I still remember waking up on Christmas morning 1944 to find that I had received a wooden toy from Santa Claus; and when I woke up one year later on Christmas Day 1945, it was there, but it had been repainted! We weren’t poor, but we had been at war for six years prior to that day, and our expectations were somewhat limited!

When one reads a small percentage of government publications on the enchanting subject of ‘child poverty’, one realises what a fertile field is being ploughed, sewn and reaped in the land of the ‘Spin Doctors’ who write the polished versions before publication; and of course you read of the words newly-coined  such as ‘Equivalisation’ to help get ‘The Message’ across to the great unwashed who might accidentally read from such august publications as the DWP’s ‘Ending child poverty:‘Thinking 2020’ or even the even more adventurous ‘making governance work for the poor’ from the Blair era. The truth about poverty lies somewhere within the broad boundaries from the ‘spin’ of a Brown-led Labour Government to the bitter memories of the ‘Jarrow Marchers’ of the ‘Thirties’.
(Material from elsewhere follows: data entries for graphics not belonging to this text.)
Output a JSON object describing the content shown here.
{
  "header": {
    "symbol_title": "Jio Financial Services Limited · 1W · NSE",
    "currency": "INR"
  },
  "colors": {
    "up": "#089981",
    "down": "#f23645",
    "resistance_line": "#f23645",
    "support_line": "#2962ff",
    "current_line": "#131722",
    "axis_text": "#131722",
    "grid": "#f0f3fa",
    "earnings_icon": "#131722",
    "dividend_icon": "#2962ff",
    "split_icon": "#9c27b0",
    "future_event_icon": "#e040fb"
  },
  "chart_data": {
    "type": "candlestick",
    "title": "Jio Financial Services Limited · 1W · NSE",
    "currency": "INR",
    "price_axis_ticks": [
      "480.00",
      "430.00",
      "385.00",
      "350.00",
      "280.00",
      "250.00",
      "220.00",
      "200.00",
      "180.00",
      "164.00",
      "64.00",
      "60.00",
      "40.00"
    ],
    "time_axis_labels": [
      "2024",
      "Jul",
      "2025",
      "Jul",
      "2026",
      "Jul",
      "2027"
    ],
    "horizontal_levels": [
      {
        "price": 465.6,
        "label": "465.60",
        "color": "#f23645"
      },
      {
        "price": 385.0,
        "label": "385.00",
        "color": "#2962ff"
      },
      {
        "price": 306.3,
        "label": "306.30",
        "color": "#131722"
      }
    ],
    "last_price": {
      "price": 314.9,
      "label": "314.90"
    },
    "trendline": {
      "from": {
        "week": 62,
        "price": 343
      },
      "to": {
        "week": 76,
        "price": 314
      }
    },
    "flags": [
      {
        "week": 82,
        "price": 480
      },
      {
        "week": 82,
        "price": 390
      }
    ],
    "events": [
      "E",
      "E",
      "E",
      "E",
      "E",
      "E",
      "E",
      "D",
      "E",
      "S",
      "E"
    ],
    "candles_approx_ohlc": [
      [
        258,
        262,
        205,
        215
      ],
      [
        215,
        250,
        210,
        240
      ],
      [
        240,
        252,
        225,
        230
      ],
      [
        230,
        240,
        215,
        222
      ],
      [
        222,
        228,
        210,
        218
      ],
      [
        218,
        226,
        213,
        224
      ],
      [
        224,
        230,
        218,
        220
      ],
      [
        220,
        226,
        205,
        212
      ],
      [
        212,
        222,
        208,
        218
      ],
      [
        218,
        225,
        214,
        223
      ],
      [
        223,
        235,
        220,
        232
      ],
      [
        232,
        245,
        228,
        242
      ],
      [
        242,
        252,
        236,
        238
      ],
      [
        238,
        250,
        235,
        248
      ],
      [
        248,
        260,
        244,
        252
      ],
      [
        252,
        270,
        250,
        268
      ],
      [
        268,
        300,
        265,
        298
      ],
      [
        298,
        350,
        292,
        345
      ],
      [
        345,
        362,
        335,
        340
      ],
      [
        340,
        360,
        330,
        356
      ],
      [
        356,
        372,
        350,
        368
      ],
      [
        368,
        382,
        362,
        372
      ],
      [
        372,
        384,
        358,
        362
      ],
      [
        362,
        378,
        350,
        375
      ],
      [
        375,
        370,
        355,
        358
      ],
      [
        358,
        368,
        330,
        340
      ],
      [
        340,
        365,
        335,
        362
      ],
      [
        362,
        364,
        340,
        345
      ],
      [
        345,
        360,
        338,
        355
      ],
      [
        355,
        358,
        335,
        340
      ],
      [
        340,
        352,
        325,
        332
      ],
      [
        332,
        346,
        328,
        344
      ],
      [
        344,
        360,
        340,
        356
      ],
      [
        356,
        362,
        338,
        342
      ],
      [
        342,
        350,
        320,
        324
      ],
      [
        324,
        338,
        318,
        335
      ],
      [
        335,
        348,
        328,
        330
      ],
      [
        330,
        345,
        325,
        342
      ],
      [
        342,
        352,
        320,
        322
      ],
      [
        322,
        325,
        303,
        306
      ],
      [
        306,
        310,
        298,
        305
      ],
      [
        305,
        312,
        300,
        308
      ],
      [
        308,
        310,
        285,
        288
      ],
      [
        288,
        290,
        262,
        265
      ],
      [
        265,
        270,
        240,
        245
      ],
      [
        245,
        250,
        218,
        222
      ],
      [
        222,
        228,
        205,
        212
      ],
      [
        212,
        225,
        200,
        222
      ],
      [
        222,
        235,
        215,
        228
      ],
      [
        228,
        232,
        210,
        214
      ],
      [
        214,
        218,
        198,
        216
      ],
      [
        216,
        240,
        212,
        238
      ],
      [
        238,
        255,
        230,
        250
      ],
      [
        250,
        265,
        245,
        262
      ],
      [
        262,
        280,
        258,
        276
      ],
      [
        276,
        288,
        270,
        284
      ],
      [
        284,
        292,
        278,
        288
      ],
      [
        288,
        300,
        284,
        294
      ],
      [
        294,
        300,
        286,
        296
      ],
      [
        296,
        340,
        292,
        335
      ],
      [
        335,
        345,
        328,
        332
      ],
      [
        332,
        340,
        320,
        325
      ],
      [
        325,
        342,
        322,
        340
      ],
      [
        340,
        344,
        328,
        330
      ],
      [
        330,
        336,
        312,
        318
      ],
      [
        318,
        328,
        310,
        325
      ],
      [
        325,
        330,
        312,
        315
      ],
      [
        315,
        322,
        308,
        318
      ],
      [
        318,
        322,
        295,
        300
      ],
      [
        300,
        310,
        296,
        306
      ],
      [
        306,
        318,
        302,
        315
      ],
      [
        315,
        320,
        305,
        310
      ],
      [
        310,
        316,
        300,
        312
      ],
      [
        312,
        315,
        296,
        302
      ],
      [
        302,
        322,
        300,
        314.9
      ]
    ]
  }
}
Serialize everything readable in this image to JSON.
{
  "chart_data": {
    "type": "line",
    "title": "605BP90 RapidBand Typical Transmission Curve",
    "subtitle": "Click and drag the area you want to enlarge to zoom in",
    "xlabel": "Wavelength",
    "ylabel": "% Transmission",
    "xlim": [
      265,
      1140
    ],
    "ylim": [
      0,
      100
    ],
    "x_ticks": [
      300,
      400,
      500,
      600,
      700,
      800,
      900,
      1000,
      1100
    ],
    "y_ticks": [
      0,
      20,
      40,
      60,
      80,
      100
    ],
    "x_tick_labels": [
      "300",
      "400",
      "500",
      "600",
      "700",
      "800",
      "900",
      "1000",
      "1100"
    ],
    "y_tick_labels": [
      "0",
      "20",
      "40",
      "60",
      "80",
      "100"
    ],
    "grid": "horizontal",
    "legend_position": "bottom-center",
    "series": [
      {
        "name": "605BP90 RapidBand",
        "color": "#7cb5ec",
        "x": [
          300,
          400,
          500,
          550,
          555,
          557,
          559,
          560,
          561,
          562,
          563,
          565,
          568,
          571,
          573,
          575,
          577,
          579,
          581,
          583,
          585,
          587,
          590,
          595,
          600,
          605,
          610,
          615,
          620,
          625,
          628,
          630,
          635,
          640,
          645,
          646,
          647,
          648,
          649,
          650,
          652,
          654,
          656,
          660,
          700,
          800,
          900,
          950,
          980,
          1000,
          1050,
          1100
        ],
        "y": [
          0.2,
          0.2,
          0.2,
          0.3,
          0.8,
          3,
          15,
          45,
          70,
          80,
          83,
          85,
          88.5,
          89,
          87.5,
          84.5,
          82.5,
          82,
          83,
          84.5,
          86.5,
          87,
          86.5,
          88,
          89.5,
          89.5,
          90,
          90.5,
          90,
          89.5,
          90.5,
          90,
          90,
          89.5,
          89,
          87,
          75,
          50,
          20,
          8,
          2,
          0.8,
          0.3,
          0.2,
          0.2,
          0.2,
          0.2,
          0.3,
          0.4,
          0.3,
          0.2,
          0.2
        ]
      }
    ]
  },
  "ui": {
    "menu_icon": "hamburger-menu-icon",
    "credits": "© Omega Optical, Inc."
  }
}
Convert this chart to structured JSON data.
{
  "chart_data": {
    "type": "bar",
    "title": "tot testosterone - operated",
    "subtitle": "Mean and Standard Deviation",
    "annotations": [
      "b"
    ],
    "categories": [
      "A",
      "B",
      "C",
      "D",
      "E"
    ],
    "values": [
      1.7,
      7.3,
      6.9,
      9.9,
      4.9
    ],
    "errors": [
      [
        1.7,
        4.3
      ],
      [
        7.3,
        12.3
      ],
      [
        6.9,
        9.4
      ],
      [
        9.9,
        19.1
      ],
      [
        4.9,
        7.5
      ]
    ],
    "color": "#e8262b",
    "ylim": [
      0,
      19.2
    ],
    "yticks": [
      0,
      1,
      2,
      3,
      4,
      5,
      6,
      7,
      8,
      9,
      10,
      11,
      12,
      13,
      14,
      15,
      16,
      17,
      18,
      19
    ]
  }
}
But the one Poverty Area which really strikes home with this writer is the news that the Commonwealth Development Corporation, now newly-named C.D.C., is employing one Richard Laing as the Chief Executive. Appointed as Chief Executive Officer in July 2004. He joined CDC in January 2000 as Finance Director and took up his role as Chief Executive following CDC’s restructure in 2004. He is a trustee of the Overseas Development Institute, the UK’s leading independent think tank on international development. Prior to this, he spent 15 years at De La Rue where he held a number of positions both in the UK and overseas, latterly as Group Finance Director. He was also a non-executive Director of Camelot plc. He previously worked in agribusiness in developing countries, and at PricewaterhouseCoopers. The purpose of the CDC is to help eliminate poverty in the Commonwealth and the Third World, which is good; but do you believe that Mr. Shields is giving value for money as he started out on a salary of £383,000 in 2003 and saw it increased to £970,000 in 2007!